/ar:setup — Create New Experiment
Set up a new autoresearch experiment with all required configuration.
Usage
/ar:setup # Interactive mode /ar:setup engineering api-speed src/api.py "pytest bench.py" p50_ms lower /ar:setup --list # Show existing experiments /ar:setup --list-evaluators # Show available evaluators
What It Does
If arguments provided
Pass them directly to the setup script:
python {skill_path}/scripts/setup_experiment.py
--domain {domain} --name {name}
--target {target} --eval "{eval_cmd}"
--metric {metric} --direction {direction}
[--evaluator {evaluator}] [--scope {scope}]

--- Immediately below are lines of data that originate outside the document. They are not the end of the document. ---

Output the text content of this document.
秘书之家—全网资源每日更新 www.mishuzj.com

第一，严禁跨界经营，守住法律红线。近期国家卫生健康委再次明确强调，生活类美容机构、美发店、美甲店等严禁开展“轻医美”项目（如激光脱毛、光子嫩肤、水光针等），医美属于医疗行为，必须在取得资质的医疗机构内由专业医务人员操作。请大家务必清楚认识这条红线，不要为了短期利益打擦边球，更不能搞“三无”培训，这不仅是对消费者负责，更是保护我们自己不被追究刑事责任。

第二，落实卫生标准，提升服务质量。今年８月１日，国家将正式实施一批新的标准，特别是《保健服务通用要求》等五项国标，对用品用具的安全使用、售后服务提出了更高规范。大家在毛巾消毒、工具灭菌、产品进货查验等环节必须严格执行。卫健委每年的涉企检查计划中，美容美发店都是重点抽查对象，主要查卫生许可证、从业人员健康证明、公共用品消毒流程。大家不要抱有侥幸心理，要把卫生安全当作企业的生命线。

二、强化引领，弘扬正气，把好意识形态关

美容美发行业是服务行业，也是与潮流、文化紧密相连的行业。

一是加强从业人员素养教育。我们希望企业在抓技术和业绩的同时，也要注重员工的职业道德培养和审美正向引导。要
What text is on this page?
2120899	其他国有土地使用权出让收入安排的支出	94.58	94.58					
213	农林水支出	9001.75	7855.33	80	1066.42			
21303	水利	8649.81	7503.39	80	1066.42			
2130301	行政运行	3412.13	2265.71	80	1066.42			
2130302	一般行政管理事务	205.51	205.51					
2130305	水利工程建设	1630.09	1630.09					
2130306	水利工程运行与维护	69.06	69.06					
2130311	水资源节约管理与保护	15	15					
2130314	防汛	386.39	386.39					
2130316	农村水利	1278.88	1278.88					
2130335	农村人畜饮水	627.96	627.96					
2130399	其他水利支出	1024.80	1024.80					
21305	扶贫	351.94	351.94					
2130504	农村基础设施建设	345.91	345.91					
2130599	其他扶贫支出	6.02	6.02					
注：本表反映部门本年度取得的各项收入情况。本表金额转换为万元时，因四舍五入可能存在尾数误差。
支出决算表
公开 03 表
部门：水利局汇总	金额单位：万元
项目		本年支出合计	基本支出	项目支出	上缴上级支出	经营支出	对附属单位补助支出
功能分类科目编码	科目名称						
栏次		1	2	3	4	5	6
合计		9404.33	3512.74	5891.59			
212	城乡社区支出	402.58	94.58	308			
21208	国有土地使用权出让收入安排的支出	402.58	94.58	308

If no arguments (interactive mode)
Collect each parameter one at a time:
-
Domain — Ask: "What domain? (engineering, marketing, content, prompts, custom)"
-
Name — Ask: "Experiment name? (e.g., api-speed, blog-titles)"
-
Target file — Ask: "Which file to optimize?" Verify it exists.
-
Eval command — Ask: "How to measure it? (e.g., pytest bench.py, python evaluate.py)"
-
Metric — Ask: "What metric does the eval output? (e.g., p50_ms, ctr_score)"
-
Direction — Ask: "Is lower or higher better?"
-
Evaluator (optional) — Show built-in evaluators. Ask: "Use a built-in evaluator, or your own?"
-
Scope — Ask: "Store in project (.autoresearch/) or user (~/.autoresearch/)?"

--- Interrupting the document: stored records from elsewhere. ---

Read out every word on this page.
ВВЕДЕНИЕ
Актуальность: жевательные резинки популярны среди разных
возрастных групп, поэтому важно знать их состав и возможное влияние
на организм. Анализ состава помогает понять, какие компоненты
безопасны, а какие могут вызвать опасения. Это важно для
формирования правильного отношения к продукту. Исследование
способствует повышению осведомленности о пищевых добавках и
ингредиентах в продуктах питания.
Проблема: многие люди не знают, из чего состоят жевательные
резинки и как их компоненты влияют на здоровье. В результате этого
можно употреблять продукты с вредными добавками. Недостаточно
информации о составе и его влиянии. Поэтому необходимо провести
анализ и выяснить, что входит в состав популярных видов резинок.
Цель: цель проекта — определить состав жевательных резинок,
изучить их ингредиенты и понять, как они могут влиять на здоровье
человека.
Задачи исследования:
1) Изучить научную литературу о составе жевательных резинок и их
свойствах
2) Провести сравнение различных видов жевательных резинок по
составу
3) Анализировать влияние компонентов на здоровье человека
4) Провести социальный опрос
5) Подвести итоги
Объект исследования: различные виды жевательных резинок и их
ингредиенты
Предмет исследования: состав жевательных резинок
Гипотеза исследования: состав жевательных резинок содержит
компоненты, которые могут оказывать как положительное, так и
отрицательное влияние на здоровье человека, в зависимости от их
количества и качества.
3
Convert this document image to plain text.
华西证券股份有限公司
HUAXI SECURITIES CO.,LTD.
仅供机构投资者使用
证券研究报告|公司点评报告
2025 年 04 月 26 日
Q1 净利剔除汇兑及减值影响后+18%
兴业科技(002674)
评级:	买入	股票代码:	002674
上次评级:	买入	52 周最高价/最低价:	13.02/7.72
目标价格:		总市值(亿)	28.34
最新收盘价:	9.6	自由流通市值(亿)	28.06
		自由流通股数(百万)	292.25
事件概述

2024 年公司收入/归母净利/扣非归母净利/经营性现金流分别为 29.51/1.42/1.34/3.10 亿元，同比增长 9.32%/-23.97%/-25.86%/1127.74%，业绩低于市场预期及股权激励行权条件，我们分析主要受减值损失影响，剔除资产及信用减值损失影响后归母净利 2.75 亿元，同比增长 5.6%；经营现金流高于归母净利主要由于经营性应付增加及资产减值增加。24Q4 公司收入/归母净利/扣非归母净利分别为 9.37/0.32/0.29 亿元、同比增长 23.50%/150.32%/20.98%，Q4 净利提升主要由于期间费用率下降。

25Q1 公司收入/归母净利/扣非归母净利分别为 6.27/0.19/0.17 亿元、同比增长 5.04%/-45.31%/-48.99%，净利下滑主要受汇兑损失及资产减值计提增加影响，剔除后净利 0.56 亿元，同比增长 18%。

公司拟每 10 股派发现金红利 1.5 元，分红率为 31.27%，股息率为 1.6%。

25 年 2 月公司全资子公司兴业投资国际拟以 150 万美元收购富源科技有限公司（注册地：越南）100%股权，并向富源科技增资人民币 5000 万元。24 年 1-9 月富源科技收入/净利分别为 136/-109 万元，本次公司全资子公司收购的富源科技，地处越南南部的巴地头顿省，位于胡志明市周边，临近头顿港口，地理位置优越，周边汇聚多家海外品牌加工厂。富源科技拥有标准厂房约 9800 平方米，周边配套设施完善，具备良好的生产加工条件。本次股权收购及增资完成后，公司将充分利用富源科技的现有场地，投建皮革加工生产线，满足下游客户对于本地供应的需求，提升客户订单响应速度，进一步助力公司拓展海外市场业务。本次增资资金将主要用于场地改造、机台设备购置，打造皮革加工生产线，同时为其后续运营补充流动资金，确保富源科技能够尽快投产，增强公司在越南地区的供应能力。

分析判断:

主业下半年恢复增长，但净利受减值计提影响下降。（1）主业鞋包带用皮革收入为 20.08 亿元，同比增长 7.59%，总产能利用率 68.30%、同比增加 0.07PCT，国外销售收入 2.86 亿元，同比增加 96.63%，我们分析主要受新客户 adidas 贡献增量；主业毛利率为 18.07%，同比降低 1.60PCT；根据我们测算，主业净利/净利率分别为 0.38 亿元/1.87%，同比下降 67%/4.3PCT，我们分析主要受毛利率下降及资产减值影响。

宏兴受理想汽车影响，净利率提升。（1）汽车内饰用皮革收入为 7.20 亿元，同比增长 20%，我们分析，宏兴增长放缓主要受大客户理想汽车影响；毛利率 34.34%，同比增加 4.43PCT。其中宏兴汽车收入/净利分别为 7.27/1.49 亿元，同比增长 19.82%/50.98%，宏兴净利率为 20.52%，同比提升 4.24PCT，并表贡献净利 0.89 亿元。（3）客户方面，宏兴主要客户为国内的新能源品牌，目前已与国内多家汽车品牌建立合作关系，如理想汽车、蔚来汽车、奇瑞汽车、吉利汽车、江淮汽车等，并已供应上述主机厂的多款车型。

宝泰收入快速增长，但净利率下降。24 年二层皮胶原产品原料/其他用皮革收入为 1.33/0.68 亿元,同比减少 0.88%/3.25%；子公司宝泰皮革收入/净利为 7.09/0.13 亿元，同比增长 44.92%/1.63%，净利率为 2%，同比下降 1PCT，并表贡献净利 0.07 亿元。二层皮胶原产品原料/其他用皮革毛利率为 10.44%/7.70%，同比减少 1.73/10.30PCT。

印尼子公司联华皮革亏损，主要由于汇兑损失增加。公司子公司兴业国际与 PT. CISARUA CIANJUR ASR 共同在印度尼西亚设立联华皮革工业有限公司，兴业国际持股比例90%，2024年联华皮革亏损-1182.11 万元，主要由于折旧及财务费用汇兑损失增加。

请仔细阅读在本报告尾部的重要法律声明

Then run setup_experiment.py with the collected parameters.
Listing
Show existing experiments
python {skill_path}/scripts/setup_experiment.py --list
Show available evaluators
python {skill_path}/scripts/setup_experiment.py --list-evaluators
Built-in Evaluators
Name Metric Use Case
benchmark_speed
p50_ms (lower) Function/API execution time
benchmark_size
size_bytes (lower) File, bundle, Docker image size
test_pass_rate
pass_rate (higher) Test suite pass percentage
build_speed
build_seconds (lower) Build/compile/Docker build time
memory_usage
peak_mb (lower) Peak memory during execution
llm_judge_content
ctr_score (higher) Headlines, titles, descriptions
llm_judge_prompt
quality_score (higher) System prompts, agent instructions
llm_judge_copy
engagement_score (higher) Social posts, ad copy, emails
After Setup
Report to the user:
-
Experiment path and branch name
-
Whether the eval command worked and the baseline metric
-
Suggest: "Run /ar:run {domain}/{name} to start iterating, or /ar:loop {domain}/{name} for autonomous mode."